On 30 September 2005 General Pace became the 16th Chairman of the Joint Chiefs of Staff, the first Marine to hold that position. His top priority was to win the war on terrorism by, in part, “assisting others to create good governance and the rule of law—shaping an environment that precludes the flourishing of terrorism.” He advocated broad-based collaboration as a tool to building and enhancing interagency relationships. He emphasized applying the military instrument in a way that would complement and strengthen the actions of other elements of national power. General Pace’s remaining priorities were to accelerate transformation, strengthen joint warfighting, and improve the quality of life of service members and their families. General Pace hired the first senior enlisted adviser to the chairman, Army Command Sergeant Major William J. Gainey. He published the “Chairman’s Planning Guidance” on 1 October 2005, the first ever comprehensive written guidance to the Joint Staff.
The 2005 Quadrennial Defense Review reflected this focus. In concert with efforts to defeat terrorist extremism, defend the homeland, counter weapons of mass destruction, and shape the choices of countries at strategic crossroads, the document advanced the shift toward expeditionary forces, highlighting a need for speed, agility, precision, and lethality when thwarting non-traditional or asymmetrical threats. It also accentuated the military’s supporting role during interagency stability, security, transition, and reconstruction operations, underscoring that the Department of Defense alone could not win the current conflict.
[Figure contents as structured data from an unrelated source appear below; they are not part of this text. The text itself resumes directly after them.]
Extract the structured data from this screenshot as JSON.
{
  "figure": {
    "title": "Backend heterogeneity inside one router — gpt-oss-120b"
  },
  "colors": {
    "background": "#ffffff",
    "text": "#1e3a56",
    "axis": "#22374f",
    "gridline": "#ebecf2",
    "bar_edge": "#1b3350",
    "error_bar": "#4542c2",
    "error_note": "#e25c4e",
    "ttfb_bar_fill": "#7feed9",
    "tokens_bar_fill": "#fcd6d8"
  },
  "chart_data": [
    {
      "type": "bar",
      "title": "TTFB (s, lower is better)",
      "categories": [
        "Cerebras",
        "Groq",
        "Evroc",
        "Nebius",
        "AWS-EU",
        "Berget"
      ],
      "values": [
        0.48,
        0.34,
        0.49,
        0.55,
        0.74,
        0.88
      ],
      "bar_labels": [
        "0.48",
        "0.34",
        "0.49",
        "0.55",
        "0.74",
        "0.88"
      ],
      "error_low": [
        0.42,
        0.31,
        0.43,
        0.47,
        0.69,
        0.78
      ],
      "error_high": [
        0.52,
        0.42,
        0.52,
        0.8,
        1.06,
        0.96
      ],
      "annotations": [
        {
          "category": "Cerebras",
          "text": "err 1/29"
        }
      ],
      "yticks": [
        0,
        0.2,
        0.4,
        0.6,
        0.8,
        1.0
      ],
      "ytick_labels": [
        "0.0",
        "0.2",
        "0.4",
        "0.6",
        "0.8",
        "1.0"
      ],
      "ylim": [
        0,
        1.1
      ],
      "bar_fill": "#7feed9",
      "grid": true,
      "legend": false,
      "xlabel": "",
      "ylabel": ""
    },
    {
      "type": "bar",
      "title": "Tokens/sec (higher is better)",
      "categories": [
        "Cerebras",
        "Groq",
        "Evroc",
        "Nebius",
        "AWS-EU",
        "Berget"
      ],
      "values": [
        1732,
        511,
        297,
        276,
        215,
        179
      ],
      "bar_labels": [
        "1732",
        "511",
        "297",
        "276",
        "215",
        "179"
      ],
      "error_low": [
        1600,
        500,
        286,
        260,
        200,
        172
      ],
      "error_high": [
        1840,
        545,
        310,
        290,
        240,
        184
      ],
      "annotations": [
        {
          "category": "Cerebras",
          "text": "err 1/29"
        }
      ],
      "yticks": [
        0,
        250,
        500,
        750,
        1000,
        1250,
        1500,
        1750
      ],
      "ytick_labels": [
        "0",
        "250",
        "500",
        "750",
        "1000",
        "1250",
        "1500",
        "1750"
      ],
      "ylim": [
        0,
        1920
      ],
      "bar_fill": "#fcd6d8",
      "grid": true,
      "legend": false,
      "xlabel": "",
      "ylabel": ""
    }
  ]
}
During July 2006 escalating violence in Afghanistan and Iraq prompted a comprehensive policy review. Early in January 2007, one month after Robert Gates succeeded Donald Rumsfeld as the Secretary of Defense, the Bush administration presented its “New Way Forward in Iraq.” This initiative, a strategic realignment to reverse deteriorating conditions in that theater of operations, emphasized the security and development aspects of the “clear, hold, and build” counterinsurgency strategy. It also strengthened the nation’s overall strategic reserve by raising thresholds for the Army and Marine Corps end strengths.
The first of five surge brigades reached Iraq during late January 2007. Six months later General Pace had an opportunity to observe the improvements in Iraq’s security situation firsthand. After visiting Baghdad and Ramadi he told reporters: “A sea change is taking place in many places here. It’s no longer a matter of pushing al-Qaeda out… but rather…helping the local police and local army…get their feet on the ground and set up their systems.”
General Pace retired on 1 October 2007, after more than forty years of active military service. In recognition of his contribution to the nation, President Bush presented him with the Presidential Medal of Freedom on 19 June 2008. Following retirement, Pace served on the President’s Intelligence Advisory Board and the Secretary of Defense’s Defense Policy Board. He also held leadership positions in several corporations involved in management consulting, private equity, and information technology security, and taught as a visiting/adjunct faculty member at Kelley School of Business, Indiana University; Fordham University; and Georgetown University. He is cofounder and Chairman of Wall Street Warfighters Foundation and has held advisory positions with a number of other organizations designed to support the troops and their families, to include the Marine Corps Law Enforcement Foundation, USO, American Corporate Partners, Snowball Express, and Our Military Kids.